8. England is sold off
Foreign companies seize the opportunity and asset strip England, while the government takes the sole option of tax haven creation. This relies on further deregulation of employment and human rights. What employment there is left is low wage, short or zero terms.
There is nothing for investors to sink money into as there are no likely revenue returns, so the physical assets are sold off. Equipment, cars, buildings. Houses.
The government generates nominal funds and now has nothing left. It attempts to provide a zero tax environment and deregulate employment rights and human rights. This generates limited employment, stripping real assets, and only for the duration of the purchasing/disposal period.
9. Homelessness rockets as housing collapses
The population now can’t afford to move as the housing market has collapsed, credit has died, and foreign hands control rental markets.
No loans are available as the banks have become unviable and incomes/property ownership no longer account for borrowing risks. House prices have slipped back to 1980s levels and the market is stagnant.
Foreign investors have purchased all empty and foreclosed housing stock and provide rental options at inflationary rates. Both housing markets collapse and homelessness peaks.
10. Food is dwindling and workers are struggling
Migrant labour cannot pick up the slack, so local communities die at an accelerated rate without investment and travelling revenue.
Town and village high streets close. Travelling construction and farm labour no longer exists. Food rots in the fields where farmers have been resilitient enough to keep working.
Dairy and meat stocks are dwindling.
11. Local community services collapse completely
Devolved budget councils fail to collect revenue due to the collapsing national and local economy and infrastructure crumbles.
Initially, councils raised rates but the collapse in employment leaves these demands unsettled. All residual infrastructure and amenity spending collapses, along with related employment. Including highways.
12. Wales jumps ship
The spiral, at this point, becomes irreversible and Wales seeks union elsewhere, to save itself. The English economy is decimated.

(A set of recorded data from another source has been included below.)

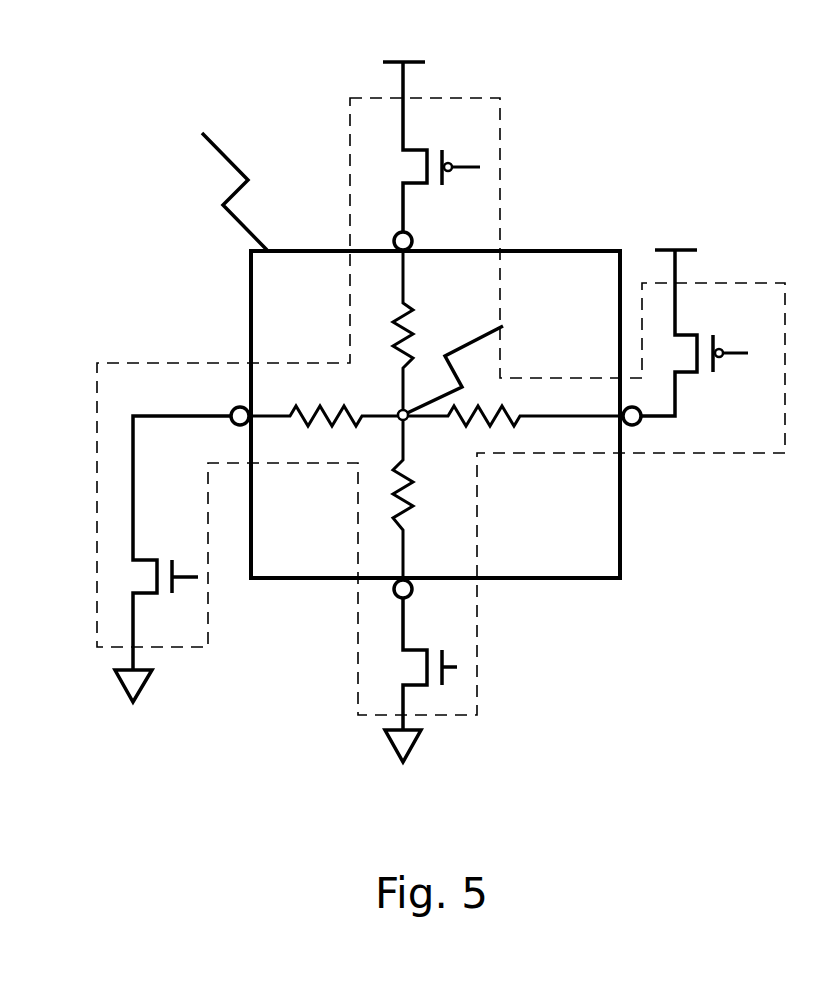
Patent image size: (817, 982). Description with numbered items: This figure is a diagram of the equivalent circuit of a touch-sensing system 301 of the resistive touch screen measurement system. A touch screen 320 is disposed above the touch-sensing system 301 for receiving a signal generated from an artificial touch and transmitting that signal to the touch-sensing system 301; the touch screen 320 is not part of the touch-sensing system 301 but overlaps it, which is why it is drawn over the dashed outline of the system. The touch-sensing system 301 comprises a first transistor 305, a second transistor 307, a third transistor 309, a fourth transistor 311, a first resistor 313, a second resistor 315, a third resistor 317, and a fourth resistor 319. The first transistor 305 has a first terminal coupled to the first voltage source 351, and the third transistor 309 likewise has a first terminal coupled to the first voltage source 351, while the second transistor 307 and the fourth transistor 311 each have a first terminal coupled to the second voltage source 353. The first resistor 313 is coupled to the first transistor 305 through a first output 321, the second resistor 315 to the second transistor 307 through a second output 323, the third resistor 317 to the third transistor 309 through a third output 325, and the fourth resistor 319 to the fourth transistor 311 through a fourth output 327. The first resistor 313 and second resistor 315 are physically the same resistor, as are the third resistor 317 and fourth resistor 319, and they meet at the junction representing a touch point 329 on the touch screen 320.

The touch-sensing system 301 is at (768, 282).
The first transistor 305 is at (421, 147).
The second transistor 307 is at (410, 664).
The third transistor 309 is at (694, 333).
The fourth transistor 311 is at (165, 543).
The first resistor 313 is at (426, 330).
The second resistor 315 is at (427, 499).
The third resistor 317 is at (513, 429).
The fourth resistor 319 is at (325, 434).
The touch screen 320 is at (225, 158).
The first output 321 is at (412, 241).
The second output 323 is at (412, 589).
The third output 325 is at (636, 424).
The fourth output 327 is at (234, 422).
The touch point 329 is at (475, 340).
The first voltage source 351 is at (411, 62).
The second voltage source 353 is at (143, 688).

Wales, initially a Leave vote, first resisted a referendum, then was rebutted by Westminster. In desparation it makes a declaration of independence which isn’t recognised internationally, and aligns itself with Ireland or Scotland in a proposed union. Initially, the costs are dismissed but a humanitarian crisis prompts action.
13. The lights go out
Gas and petrol become a daydream, commuting for work fails. Local economies cease to viably exist. Power blacks out.
England is left alone to die.
14. Life expectancy falls dramatically and the population begins declining
Disease becomes commonplace among the young and old, and the age of death reduces significantly. The population contracts.
Without health service provisions, those with pre-existing conditions die in vast numbers, followed by unvaccinated children and the elderly every flu season. Even the Red Cross and Red Crescent are unable to provide sufficient aid.
Commonly prevented diseases such as Polio and Tuberculosis spread wildly. Without heating and health services, millions die each winter, and the national average age of death contracts into the 40s for men and 50s for women.
15. Europe says no
At this point, the once sick man of Europe is now dying and it returns, cap in hand.
But Europe, after war with Russia, turns its back.
The last act of the remaining government is to turn to the EU for help, asking to return. As Westminster was responsible for wholesale desabilisation of the bloc, and attempted to side with a corrupted US despot while Russia’s advance on the Eastern EU states was rebuffed with military action, the request is refused point blank. Those who can begin to attempt to enter the EU via the channel, as refugees.
This is the short-hand of what Brexit really might mean. Sweet dreams.